Nassau County Executive Laura Curran introduced legislation Monday that would require the online posting of county elected officials' financial disclosure forms. (Photo courtesy of the Nassau County Executive)

Nassau County Executive Laura Curran introduced a bill on Monday that would require the county Board of Ethics to post the financial disclosure forms of county elected officials online. 

In April, Curran and Nassau County District Attorney Madeline Singas unveiled the county’s new financial disclosure platform, which was met with criticism because the database would only be made available to ethics board members and the county inspector general. 

The ethics board is appointed by the county executive and the inspector general is selected by the County Legislature. 

In the past, the forms were submitted on paper, which Curran said hindered the anti-corruption purpose of the form. 

The prior method made it “too easy for vital information about ethical conflicts to be slid into a box, then hidden away in a basement,” she said. 
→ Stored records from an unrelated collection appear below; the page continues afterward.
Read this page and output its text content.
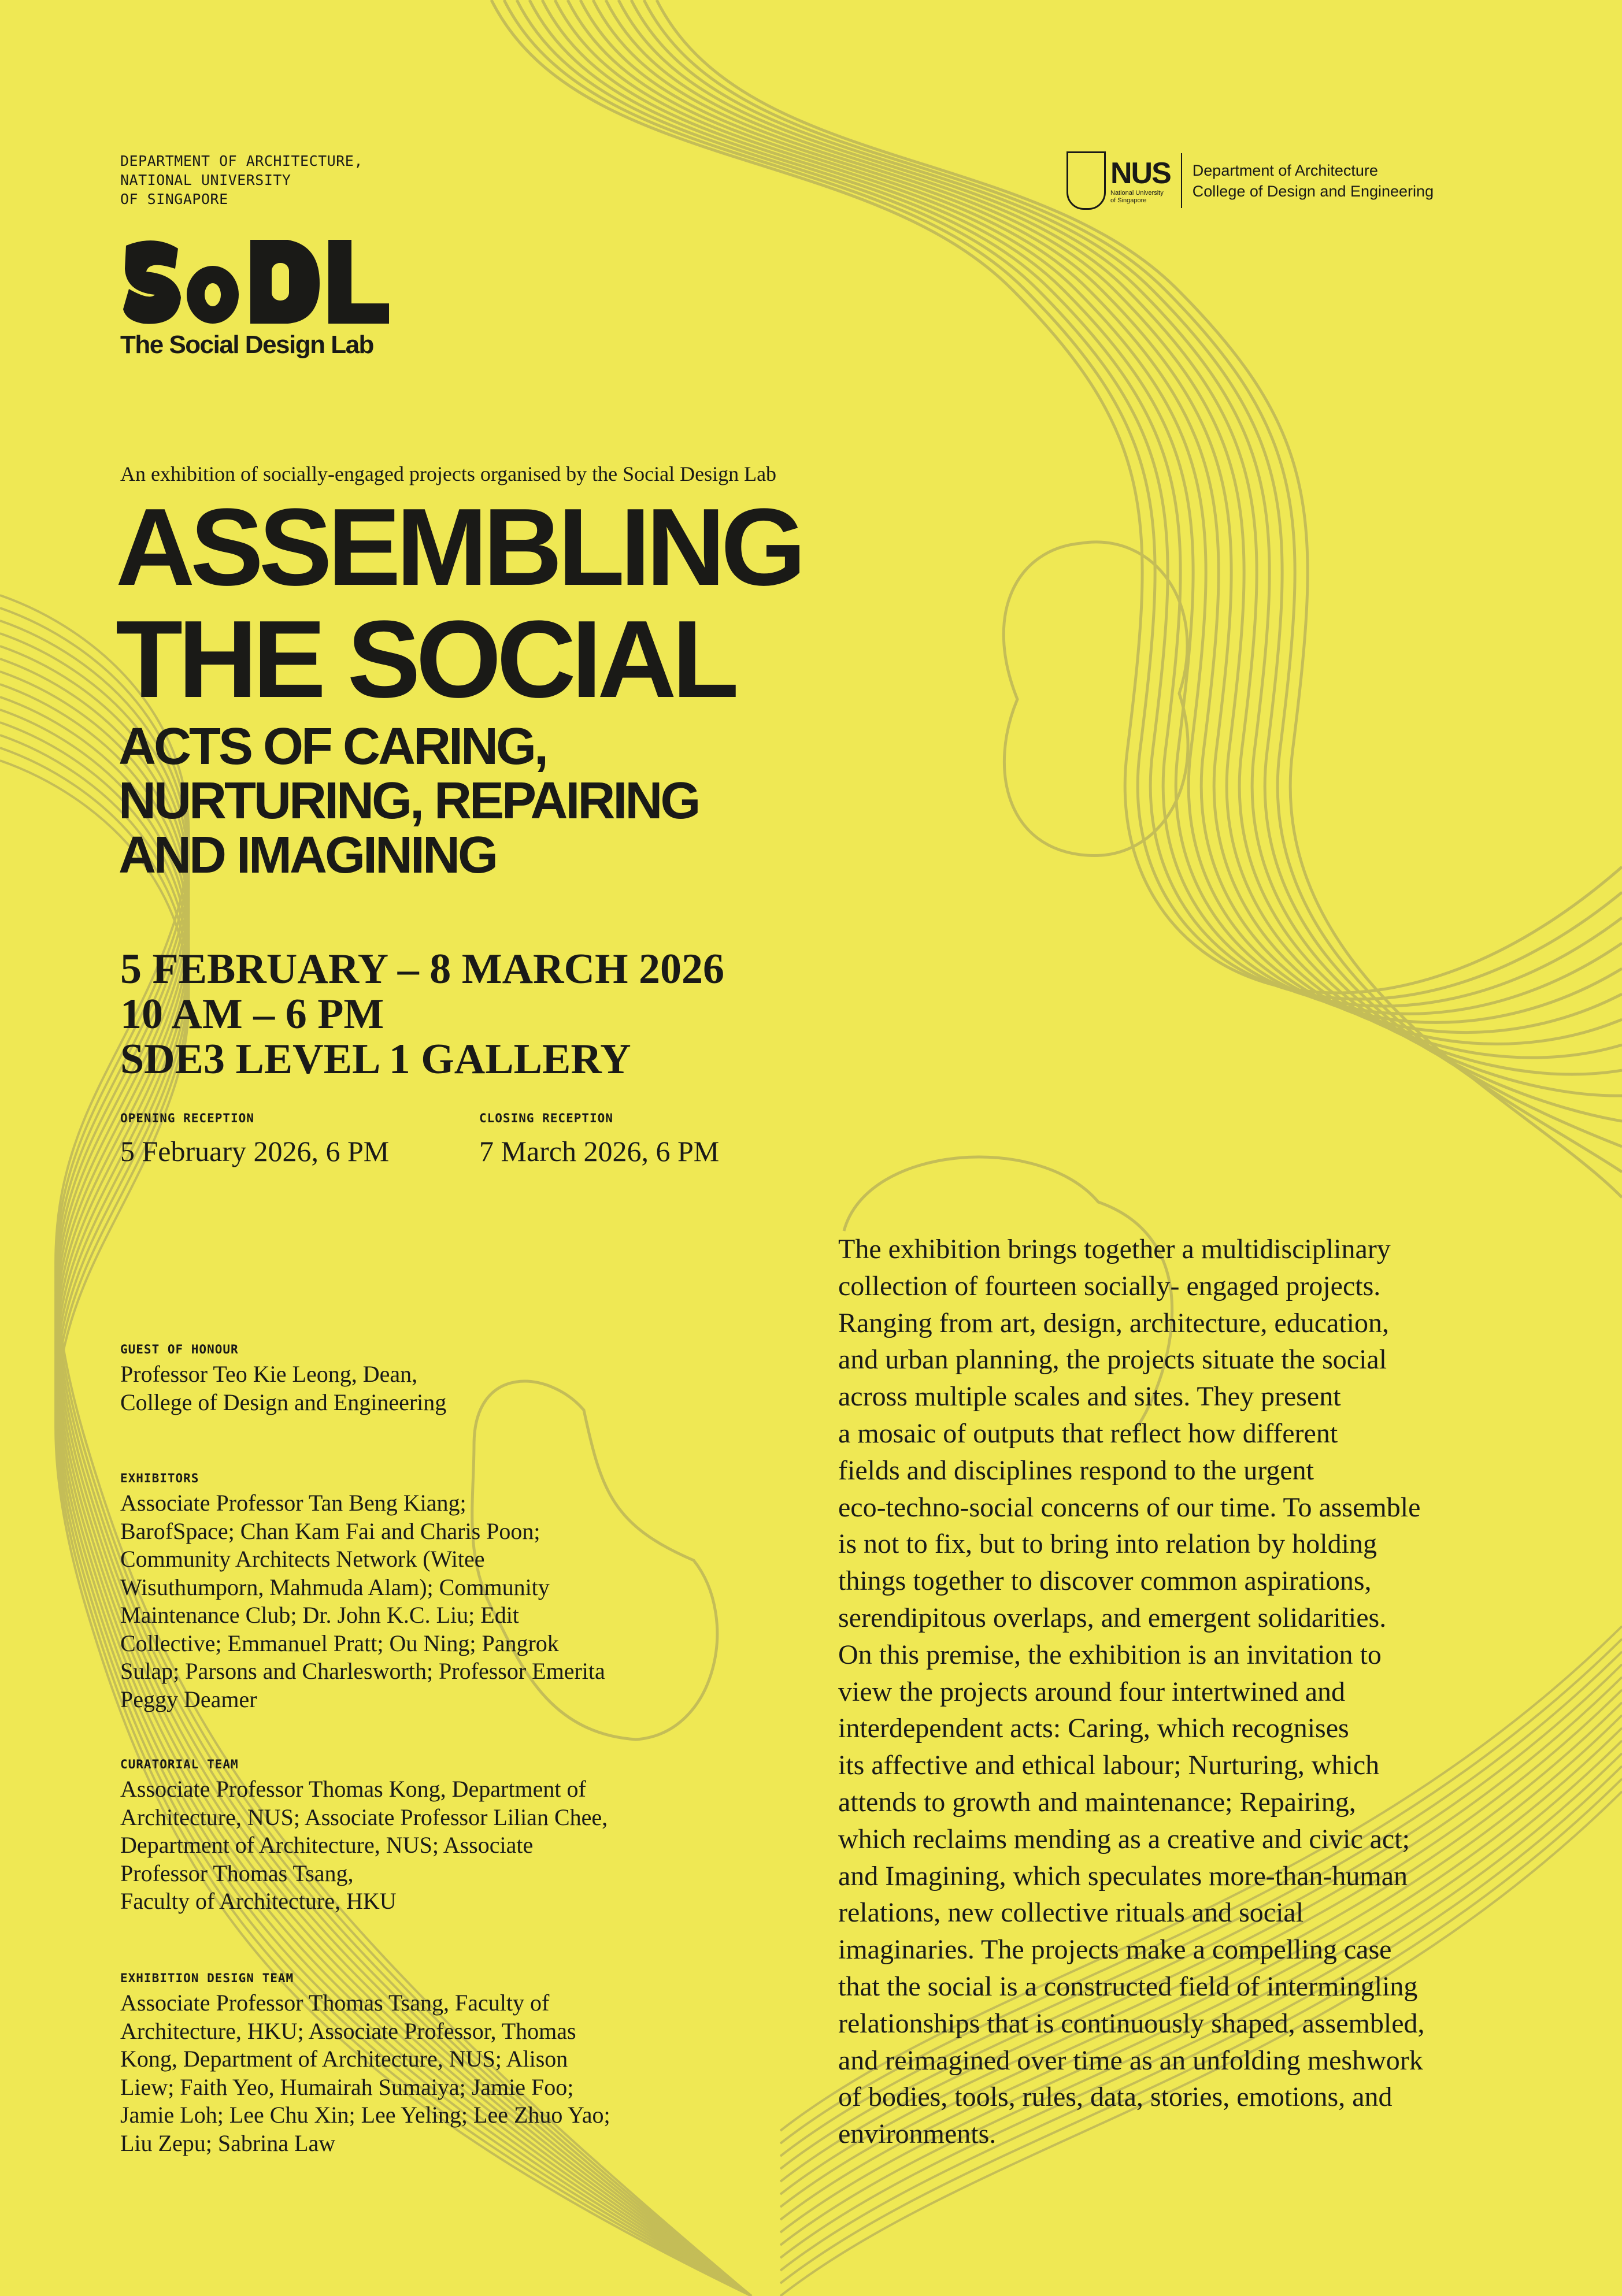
DEPARTMENT OF ARCHITECTURE,
NATIONAL UNIVERSITY
OF SINGAPORE
The Social Design Lab
NUS
National University
of Singapore
Department of Architecture
College of Design and Engineering
An exhibition of socially-engaged projects organised by the Social Design Lab
ASSEMBLING
THE SOCIAL
ACTS OF CARING,
NURTURING, REPAIRING
AND IMAGINING
5 FEBRUARY – 8 MARCH 2026
10 AM – 6 PM
SDE3 LEVEL 1 GALLERY
OPENING RECEPTION
5 February 2026, 6 PM
CLOSING RECEPTION
7 March 2026, 6 PM
GUEST OF HONOUR
Professor Teo Kie Leong, Dean,
College of Design and Engineering
EXHIBITORS
Associate Professor Tan Beng Kiang;
BarofSpace; Chan Kam Fai and Charis Poon;
Community Architects Network (Witee
Wisuthumporn, Mahmuda Alam); Community
Maintenance Club; Dr. John K.C. Liu; Edit
Collective; Emmanuel Pratt; Ou Ning; Pangrok
Sulap; Parsons and Charlesworth; Professor Emerita
Peggy Deamer
CURATORIAL TEAM
Associate Professor Thomas Kong, Department of
Architecture, NUS; Associate Professor Lilian Chee,
Department of Architecture, NUS; Associate
Professor Thomas Tsang,
Faculty of Architecture, HKU
EXHIBITION DESIGN TEAM
Associate Professor Thomas Tsang, Faculty of
Architecture, HKU; Associate Professor, Thomas
Kong, Department of Architecture, NUS; Alison
Liew; Faith Yeo, Humairah Sumaiya; Jamie Foo;
Jamie Loh; Lee Chu Xin; Lee Yeling; Lee Zhuo Yao;
Liu Zepu; Sabrina Law
The exhibition brings together a multidisciplinary
collection of fourteen socially- engaged projects.
Ranging from art, design, architecture, education,
and urban planning, the projects situate the social
across multiple scales and sites. They present
a mosaic of outputs that reflect how different
fields and disciplines respond to the urgent
eco-techno-social concerns of our time. To assemble
is not to fix, but to bring into relation by holding
things together to discover common aspirations,
serendipitous overlaps, and emergent solidarities.
On this premise, the exhibition is an invitation to
view the projects around four intertwined and
interdependent acts: Caring, which recognises
its affective and ethical labour; Nurturing, which
attends to growth and maintenance; Repairing,
which reclaims mending as a creative and civic act;
and Imagining, which speculates more-than-human
relations, new collective rituals and social
imaginaries. The projects make a compelling case
that the social is a constructed field of intermingling
relationships that is continuously shaped, assembled,
and reimagined over time as an unfolding meshwork
of bodies, tools, rules, data, stories, emotions, and
environments.
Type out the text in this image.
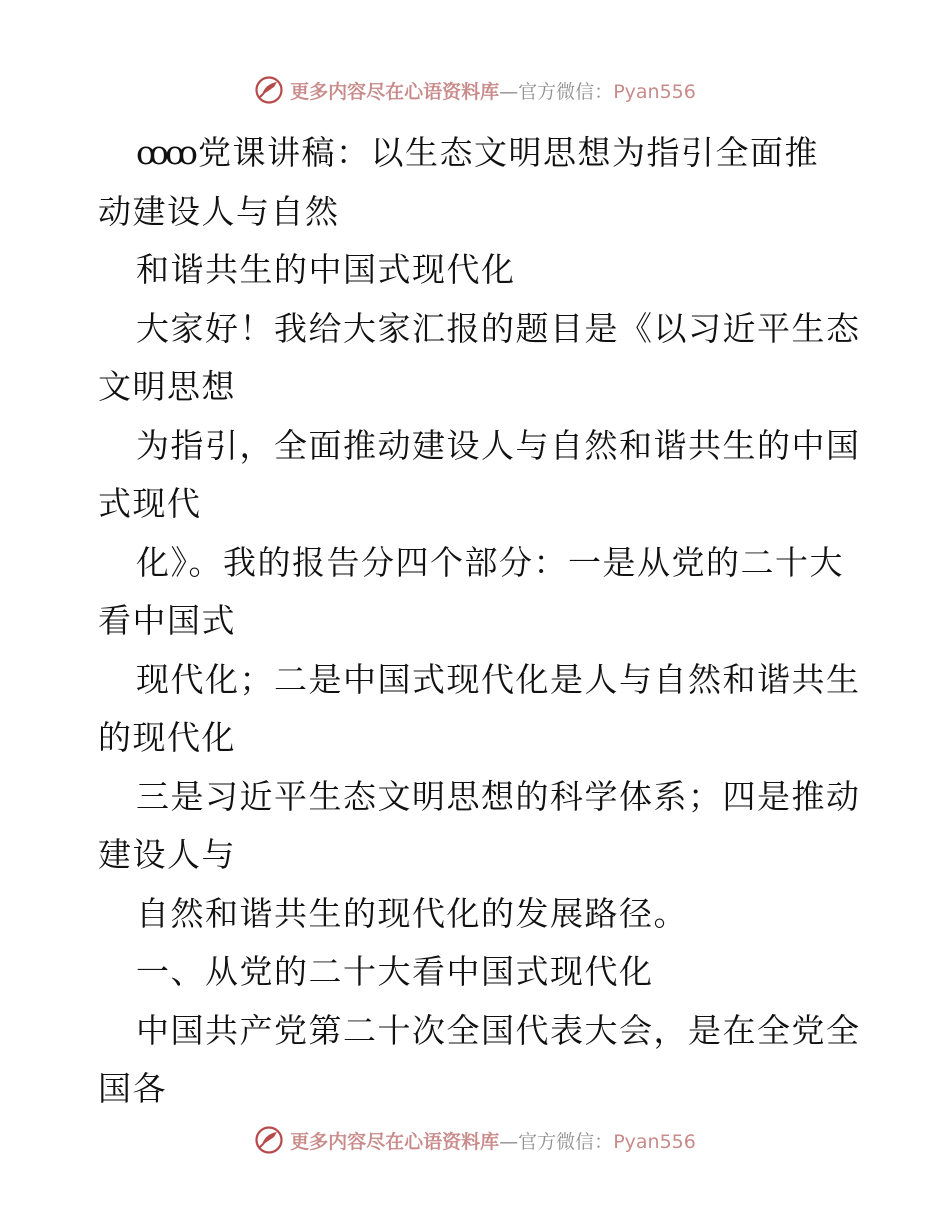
更多内容尽在心语资料库—官方微信：Pyan556
ꝏꝏ 党课讲稿：以生态文明思想为指引全面推
动建设人与自然
和谐共生的中国式现代化
大家好！我给大家汇报的题目是《以习近平生态
文明思想
为指引，全面推动建设人与自然和谐共生的中国
式现代
化》。我的报告分四个部分：一是从党的二十大
看中国式
现代化；二是中国式现代化是人与自然和谐共生
的现代化
三是习近平生态文明思想的科学体系；四是推动
建设人与
自然和谐共生的现代化的发展路径。
一、从党的二十大看中国式现代化
中国共产党第二十次全国代表大会，是在全党全
国各
更多内容尽在心语资料库—官方微信：Pyan556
But Joye Brown, a Newsday columnist, asked the county executive, “What’s the difference between the Board of Ethics and the box in the basement if the public doesn’t have access to it?”

If the introduced bill is implemented, only the disclosure forms of the county executive, district attorney, comptroller, clerk and all 19 members of the county Legislature will be posted online. 

About 700 county employees who have been designated as policymakers are required to submit the financial disclosure form to the county Board of Ethics. The form includes details about personal and familial financial interests, income, employment, trusts, interest in contracts, investments, gifts, third-party reimbursements, debts and political party involvement. 

“In the past, we often had politicians enter public service to do well for themselves, instead of to do good for the people they represent,” Curran said in a statement. “That’s why my Administration has implemented an aggressive agenda to root out corruption and strengthen ethics rules in County government.”

Nassau County Minority Leader Kevan Abrahams (D-Freeport) said the minority is proud to support the executive’s proposed reform. 

“Nassau County residents deserve full transparency from their elected representatives, and the heightened level of disclosure required under County Executive Curran’s proposal adds another important layer of accountability,” Abrahams said in a statement. 

Presiding Officer Richard Nicolello (R-New Hyde Park) said majority Republicans look forward to reviewing the county executive’s proposal and will seek to expand the legislation to further “include every County Commissioner, Deputy County Executive, the County Assessor, and the Chair of the Assessment Review Commission.”

“We will continue to do everything in our power to protect Nassau County Taxpayers, and bring real transparency to government,” he said in an email.